Dagli albori di internet, il sacro mantra per un gestore di affitti brevi è stato: “Sii presente su Google e domina le OTA (Booking, Airbnb…)”. Questi due canali rappresentano infatti l’autostrada per intercettare i viaggiatori e ricevere prenotazioni. Le persone ancora oggi digitano una destinazione su Google o aprono una delle grandi piattaforme, scorrono gli elenchi e prendono una decisione. Qual modello però sta già iniziando a cambiare rapidamente, calando per via di una trasformazione epocale nel comportamento degli utenti. Il responsabile? L’intelligenza artificiale. Ed è importante muoversi prima che sia troppo tardi.
Come stanno cambiando le ricerche dei viaggiatori
Il viaggiatore moderno è tendenzialmente sempre più pigro e non vuole più passare ore a scorrere centinaia di schede o risultati di ricerca. Pensiamo a strumenti come ChatGPT o gli assistenti intelligenti integrati nei motori di ricerca, stanno velocizzando questo processo e cambiando il modo in cui le persone cercano online.

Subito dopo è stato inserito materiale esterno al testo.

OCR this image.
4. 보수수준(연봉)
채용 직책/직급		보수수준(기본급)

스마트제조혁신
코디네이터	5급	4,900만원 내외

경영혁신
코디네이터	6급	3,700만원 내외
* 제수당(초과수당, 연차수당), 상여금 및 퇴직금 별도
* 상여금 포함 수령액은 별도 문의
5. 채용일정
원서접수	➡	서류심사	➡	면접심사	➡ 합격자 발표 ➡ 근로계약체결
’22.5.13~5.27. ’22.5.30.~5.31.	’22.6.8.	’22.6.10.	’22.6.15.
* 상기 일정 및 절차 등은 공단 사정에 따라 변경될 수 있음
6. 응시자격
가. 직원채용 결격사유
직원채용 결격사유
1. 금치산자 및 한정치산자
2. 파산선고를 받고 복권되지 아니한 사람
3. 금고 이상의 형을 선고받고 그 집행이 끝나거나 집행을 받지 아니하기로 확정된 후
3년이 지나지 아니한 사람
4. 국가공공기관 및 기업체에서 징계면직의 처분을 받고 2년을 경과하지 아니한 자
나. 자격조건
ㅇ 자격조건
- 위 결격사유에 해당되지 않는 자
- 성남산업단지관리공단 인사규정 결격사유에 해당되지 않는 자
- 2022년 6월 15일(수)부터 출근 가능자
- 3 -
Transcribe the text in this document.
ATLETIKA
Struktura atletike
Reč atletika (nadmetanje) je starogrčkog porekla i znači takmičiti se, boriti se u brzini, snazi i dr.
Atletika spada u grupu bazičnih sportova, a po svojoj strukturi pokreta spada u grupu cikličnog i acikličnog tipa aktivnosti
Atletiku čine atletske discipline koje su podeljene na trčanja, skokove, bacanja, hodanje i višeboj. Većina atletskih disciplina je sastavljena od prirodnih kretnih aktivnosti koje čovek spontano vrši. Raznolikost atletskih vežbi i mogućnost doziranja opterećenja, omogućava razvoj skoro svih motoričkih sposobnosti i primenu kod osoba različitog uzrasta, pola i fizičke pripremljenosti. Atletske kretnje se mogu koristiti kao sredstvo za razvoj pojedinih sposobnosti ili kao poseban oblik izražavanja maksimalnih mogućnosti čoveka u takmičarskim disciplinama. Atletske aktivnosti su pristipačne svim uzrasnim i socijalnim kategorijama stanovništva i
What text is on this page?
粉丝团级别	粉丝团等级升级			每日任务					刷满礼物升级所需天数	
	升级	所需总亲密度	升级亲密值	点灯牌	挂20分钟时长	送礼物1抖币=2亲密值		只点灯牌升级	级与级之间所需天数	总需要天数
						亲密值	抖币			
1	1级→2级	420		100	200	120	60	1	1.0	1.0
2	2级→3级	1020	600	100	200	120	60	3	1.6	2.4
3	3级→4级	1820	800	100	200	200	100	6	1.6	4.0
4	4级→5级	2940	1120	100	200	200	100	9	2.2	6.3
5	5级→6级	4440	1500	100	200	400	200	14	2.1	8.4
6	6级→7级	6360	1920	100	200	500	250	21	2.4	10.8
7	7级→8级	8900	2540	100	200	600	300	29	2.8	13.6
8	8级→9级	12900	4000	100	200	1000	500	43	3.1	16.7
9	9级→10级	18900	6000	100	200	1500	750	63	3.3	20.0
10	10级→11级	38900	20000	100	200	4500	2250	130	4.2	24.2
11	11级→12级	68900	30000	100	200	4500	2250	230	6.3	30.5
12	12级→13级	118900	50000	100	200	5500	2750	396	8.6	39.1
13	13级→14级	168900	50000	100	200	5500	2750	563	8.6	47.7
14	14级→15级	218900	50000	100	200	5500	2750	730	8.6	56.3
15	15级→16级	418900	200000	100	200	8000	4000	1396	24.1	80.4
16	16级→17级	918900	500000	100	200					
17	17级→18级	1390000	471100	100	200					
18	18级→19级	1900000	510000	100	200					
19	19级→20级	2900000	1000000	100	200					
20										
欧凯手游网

Dove prima si scriveva “Affitti brevi Roma centro con parcheggio“, oggi si chiede a ChatGPT e simili: “Organizzami un weekend di tre giorni a Roma per una famiglia con due bambini, che combini visite a musei e un appartamento vicino a una fermata della metro, che abbia anche un parcheggio e sia sotto i 150 euro a notte.“. L’intelligenza artificiale darà una risposta al prompt, consigliando strutture e attività. Provare per credere. E chi non c’è in queste risposte sarà inevitabilmente tagliato fuori.
L’utente non vuole più una lista di link o di schede, ma una risposta curata e immediata che gli presenti la soluzione perfetta, già filtrata e personalizzata. L’IA, attingendo a enormi database di informazioni e, sempre più spesso, integrandosi direttamente con i sistemi di prenotazione, è in grado di fornire un pacchetto di suggerimenti pronti per la conversione in un tempo infinitesimale.
Come vengono selezionate le strutture dall’IA
Se l’Intelligenza Artificiale diventa il “portiere digitale” che seleziona le strutture da raccomandare, il rischio per gli operatori degli affitti brevi che non si adeguano è drammatico: scomparire dal radar delle nuove prenotazioni.
Quando un viaggiatore riceve una risposta esauriente e personalizzata dall’IA, la probabilità che si sposti su Google o sulle OTA per cercare altrove si riduce drasticamente. Non è più sufficiente avere il sito web: bisogna essere citabili e raccomandabili dall’intelligenza artificiale.
Se la tua struttura non ha una presenza digitale ben strutturata e i tuoi contenuti non sono ottimizzati per essere compresi e valorizzati da questi nuovi algoritmi, sarai semplicemente escluso dalla conversazione. Le recensioni e i dettagli specifici del tuo annuncio (come la presenza del Wi-Fi, la vicinanza a un punto di interesse specifico, o il dettaglio di un servizio extra) sono un punto di partenza per far capire all’algoritmo la tua proposta di soggiorno, ma servono sempre più citazioni e link verso il tuo sito per entrare in questo nuovo circuito.
Cosa fare oggi per non restare fuori
Per non soccombere, gli operatori devono abbracciare un nuovo paradigma di ottimizzazione, che va oltre il classico sito web moderno. Significa assicurarsi che i propri contenuti online siano chiari, coerenti e ricchi di dettagli strutturati, in modo che l’IA possa estrapolare le informazioni e presentarle in modo convincente all’utente. Oltre a guidare l’IA verso la propria struttura con link e citazioni autorevoli.
In un settore in cui la rapidità è importante, ignorare questo cambiamento significa cedere un vantaggio competitivo enorme ai property manager che hanno già iniziato a pensare all’IA come al loro principale canale di distribuzione. Il futuro delle prenotazioni negli affitti brevi non si vince solo con i prezzi migliori, ma essendo la risposta giusta nel momento in cui l’Intelligenza Artificiale viene interpellata.